Six (6) proficiencies characterize the entrepreneurial synergy among Jesus, Mary, and His disciples. A careful examination of their collaboration reveals the following fundamental competencies: (a) societal scanning, (b) divine mediation, (c) Apostolic creativity, (d) motivational mentorship, (e) strategic thinking, and (f) servant leadership. Following is a suggested model of Entrepreneurial Incubation and Acceleration that may provide a starting point for conversation among religious leaders interested in developing an experimental program in their schools.
The OINOS Model
Entrepreneurial Incubation & Acceleration
||“And the mother of Jesus was there.
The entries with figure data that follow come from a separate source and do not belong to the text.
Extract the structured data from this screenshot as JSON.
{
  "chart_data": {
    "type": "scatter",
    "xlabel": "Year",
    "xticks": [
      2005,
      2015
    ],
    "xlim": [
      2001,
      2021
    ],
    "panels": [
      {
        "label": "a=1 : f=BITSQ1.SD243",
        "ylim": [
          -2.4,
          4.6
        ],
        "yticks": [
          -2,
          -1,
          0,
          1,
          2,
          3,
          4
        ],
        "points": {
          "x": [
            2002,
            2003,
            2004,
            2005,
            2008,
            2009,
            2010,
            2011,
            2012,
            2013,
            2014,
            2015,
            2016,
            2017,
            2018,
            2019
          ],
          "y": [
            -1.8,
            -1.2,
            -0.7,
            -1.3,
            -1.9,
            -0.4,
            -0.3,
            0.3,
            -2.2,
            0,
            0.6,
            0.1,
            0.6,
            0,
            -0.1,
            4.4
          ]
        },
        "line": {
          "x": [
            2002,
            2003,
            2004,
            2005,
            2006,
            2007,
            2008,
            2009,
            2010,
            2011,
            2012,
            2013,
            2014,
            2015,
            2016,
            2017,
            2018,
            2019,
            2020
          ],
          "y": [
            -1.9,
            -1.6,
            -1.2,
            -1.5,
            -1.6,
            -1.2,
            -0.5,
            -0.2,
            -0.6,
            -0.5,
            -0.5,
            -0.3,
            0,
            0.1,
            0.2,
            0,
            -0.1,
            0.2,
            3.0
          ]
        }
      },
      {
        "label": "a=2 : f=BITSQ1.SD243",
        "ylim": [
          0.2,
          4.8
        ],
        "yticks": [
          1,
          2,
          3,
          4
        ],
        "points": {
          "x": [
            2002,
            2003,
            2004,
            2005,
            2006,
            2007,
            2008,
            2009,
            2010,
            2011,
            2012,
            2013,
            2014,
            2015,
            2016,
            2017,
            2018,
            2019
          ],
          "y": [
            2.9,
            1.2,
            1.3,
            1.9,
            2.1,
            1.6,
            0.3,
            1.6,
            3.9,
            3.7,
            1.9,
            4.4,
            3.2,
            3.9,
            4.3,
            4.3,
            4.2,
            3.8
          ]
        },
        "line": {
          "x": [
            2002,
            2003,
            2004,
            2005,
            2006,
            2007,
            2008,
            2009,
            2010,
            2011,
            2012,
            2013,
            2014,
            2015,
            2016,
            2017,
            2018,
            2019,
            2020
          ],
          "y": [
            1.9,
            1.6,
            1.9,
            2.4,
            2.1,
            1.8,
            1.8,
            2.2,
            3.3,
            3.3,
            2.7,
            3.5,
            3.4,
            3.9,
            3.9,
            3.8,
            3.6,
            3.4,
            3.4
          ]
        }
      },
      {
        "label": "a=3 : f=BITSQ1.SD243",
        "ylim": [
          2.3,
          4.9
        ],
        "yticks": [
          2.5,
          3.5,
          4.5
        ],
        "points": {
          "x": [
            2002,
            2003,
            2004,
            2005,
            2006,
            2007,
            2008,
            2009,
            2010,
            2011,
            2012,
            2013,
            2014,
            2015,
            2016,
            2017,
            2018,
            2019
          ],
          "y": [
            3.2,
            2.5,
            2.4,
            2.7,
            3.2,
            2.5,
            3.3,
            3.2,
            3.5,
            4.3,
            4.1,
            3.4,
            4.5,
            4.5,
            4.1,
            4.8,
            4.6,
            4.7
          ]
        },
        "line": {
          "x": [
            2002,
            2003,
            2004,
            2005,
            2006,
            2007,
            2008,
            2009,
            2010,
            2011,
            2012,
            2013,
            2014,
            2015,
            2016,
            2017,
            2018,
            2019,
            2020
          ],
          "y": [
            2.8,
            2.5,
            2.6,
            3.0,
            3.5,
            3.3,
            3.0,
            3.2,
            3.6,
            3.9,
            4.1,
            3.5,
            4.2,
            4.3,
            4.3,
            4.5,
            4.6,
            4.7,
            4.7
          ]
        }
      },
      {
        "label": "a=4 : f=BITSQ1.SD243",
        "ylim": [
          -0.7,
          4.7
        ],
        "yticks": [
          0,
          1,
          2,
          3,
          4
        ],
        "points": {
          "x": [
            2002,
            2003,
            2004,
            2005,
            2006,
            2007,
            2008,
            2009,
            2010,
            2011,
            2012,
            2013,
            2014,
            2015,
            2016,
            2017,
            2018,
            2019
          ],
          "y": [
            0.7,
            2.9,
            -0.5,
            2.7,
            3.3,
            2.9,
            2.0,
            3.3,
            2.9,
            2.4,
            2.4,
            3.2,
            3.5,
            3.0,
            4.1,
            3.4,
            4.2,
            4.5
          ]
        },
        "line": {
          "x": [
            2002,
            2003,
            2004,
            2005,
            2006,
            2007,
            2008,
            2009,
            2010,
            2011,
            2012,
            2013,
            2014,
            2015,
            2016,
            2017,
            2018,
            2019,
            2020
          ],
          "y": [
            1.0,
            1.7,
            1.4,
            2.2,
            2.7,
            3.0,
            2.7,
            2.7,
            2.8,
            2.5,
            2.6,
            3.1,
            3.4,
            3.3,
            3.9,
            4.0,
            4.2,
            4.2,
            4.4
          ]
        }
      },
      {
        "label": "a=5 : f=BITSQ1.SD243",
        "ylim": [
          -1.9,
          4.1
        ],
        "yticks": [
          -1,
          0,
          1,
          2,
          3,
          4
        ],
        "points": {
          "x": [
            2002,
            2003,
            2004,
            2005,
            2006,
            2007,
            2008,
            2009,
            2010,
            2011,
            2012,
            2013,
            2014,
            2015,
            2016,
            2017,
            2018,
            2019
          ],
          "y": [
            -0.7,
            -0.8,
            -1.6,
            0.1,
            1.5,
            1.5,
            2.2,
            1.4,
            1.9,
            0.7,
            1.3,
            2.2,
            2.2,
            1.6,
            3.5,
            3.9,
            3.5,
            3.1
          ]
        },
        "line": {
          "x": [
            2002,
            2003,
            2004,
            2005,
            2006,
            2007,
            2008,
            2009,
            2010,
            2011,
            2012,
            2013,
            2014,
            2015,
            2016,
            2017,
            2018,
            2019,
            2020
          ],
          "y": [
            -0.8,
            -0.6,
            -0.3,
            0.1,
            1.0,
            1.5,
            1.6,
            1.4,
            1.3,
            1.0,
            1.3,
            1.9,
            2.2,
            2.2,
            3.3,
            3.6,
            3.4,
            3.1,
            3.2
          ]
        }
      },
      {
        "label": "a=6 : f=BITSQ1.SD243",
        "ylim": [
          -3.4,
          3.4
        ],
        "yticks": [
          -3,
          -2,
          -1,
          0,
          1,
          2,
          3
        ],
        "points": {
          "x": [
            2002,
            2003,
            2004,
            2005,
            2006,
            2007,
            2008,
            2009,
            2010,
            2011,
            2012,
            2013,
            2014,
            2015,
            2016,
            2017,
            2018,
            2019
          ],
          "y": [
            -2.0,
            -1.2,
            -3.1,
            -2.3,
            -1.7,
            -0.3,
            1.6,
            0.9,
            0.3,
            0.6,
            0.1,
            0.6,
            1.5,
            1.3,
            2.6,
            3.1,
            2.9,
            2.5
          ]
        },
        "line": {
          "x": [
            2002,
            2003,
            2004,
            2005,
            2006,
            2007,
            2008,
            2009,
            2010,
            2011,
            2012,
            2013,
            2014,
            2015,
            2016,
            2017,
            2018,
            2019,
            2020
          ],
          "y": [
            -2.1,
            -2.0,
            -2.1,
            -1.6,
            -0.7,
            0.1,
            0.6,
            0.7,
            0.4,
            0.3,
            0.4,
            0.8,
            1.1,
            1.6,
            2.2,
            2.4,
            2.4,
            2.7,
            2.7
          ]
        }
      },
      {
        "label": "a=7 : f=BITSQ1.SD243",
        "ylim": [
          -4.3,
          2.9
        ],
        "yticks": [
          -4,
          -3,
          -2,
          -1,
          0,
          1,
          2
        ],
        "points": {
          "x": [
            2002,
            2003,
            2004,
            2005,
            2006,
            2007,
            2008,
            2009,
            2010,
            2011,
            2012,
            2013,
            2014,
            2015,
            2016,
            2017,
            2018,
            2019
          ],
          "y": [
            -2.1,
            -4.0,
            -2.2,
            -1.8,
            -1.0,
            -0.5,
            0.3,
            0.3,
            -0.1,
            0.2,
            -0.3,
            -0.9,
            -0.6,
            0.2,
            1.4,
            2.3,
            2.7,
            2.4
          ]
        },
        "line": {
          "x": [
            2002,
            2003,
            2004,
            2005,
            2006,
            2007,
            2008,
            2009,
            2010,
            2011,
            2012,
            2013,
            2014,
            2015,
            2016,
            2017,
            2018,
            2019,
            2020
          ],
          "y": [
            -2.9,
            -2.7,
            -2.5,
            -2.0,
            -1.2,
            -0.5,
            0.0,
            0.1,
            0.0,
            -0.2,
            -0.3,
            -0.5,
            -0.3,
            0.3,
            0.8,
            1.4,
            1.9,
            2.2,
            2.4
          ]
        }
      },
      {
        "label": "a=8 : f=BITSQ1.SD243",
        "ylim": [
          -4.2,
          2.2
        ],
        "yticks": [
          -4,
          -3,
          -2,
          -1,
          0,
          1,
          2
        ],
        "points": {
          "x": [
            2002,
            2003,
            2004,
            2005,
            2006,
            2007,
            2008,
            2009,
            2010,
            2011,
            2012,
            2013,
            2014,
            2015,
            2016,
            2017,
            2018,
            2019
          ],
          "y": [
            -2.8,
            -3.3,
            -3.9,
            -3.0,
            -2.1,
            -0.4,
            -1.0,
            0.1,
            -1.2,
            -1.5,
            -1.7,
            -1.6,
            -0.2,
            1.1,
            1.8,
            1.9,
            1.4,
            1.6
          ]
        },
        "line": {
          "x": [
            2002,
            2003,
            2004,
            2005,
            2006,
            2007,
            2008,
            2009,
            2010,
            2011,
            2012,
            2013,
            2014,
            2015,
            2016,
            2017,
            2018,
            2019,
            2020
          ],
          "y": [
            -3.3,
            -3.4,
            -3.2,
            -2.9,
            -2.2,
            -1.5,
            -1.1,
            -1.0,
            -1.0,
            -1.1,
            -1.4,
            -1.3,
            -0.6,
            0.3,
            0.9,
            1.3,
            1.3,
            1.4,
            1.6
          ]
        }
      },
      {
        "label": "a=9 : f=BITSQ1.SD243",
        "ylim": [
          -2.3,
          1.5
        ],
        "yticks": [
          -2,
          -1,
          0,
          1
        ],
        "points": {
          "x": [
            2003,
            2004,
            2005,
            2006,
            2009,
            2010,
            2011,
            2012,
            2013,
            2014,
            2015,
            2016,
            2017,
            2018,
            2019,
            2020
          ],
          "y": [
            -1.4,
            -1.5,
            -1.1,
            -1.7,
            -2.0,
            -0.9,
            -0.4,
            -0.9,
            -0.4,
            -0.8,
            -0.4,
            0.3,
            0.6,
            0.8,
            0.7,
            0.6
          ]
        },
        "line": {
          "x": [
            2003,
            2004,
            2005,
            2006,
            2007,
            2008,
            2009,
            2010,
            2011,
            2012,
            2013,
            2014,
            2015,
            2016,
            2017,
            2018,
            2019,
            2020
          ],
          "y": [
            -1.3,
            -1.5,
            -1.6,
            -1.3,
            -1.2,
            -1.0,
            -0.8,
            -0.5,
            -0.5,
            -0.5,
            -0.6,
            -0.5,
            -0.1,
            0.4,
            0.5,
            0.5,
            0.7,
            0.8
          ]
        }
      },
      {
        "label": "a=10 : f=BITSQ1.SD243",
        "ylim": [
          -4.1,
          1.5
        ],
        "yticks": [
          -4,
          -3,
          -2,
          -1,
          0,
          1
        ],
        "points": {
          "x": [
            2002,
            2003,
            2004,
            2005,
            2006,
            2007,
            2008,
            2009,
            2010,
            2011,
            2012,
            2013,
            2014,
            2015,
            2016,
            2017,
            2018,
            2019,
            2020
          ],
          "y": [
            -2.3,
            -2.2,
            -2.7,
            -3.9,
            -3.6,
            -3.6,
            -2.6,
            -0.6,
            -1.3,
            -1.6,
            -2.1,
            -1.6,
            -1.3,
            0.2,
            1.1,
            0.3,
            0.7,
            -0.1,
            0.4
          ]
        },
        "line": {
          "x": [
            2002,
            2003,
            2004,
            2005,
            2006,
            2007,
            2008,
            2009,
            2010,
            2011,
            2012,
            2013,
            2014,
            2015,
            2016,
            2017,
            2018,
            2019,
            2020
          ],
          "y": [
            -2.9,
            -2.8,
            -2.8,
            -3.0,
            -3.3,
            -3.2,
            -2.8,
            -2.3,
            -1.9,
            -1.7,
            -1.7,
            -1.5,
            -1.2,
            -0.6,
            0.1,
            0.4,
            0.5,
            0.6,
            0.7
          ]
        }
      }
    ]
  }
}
When the wine failed . . .” (John 2:1-3)
|– Desire for incarnational experiences
– Ability to effectively scan societal contexts
– Skill to identify current & future problems
||“They have no wine.” (John 2:2)||– Desire to seek Divine mediation & council
– Desire to collaborate with God
||“Six water pots of stone were set there after the Jewish manner of purification.” (John 2:6)||– Ability to develop innovative solutions
– Desire to provide solutions that are based on Divine council & Apostolic parameters
||“His mother said to the servants, do whatever He says.” (John 2:5)||– Ability to effectively influence others
– Ability to nurture creativity of others
– Ability to motivate others
||“Fill the water pots with water. And they filled them up to the brim.”
|– Ability to think strategically
– Skill to develop detailed action plans
||“Draw some out, and bear unto the ruler of the feast.” (John 2:8)||– Willingness to serve others
– Ability to be a steward of leadership
Innovative seminaries and/or theological schools may consider utilizing the aforementioned OINOS Model to design Religious Entrepreneurial Incubators and Accelerators for aspiring students. Similar to the six stone water-pots that were used by Jesus to provide an abundance of wine to the wedding couple and their guests, such programs could help “fill” the entrepreneurial “dowries” of our nation’s future leaders to the brim!
In his sermon on the 5th Chapter of Matthew’s Gospel, Saint John Chrysostom insists that the Church has a responsibility to provide salt and light “to a world that has lost its savor, and decaying.” He insists that religious leaders must furnish “superintendence of the common good,” by striving to provide “good fountains that run over for the benefit of others.”
In the final analysis, our nation’s theological schools and seminaries are the incubators – the “good fountains” – of society’s conscience. The degree to which these institutions effectively prepare the religious leaders of tomorrow to provide appropriate “superintendence of the common good,” will be greatly influenced by the pedagogical models and curricula chosen for the noble task. May the selection be the result of a genuine dialogue concerning the Church’s responsibility to sacrificially serve and transform humanity – to effectively provide salt and light –in the Name of the Incarnate Lord!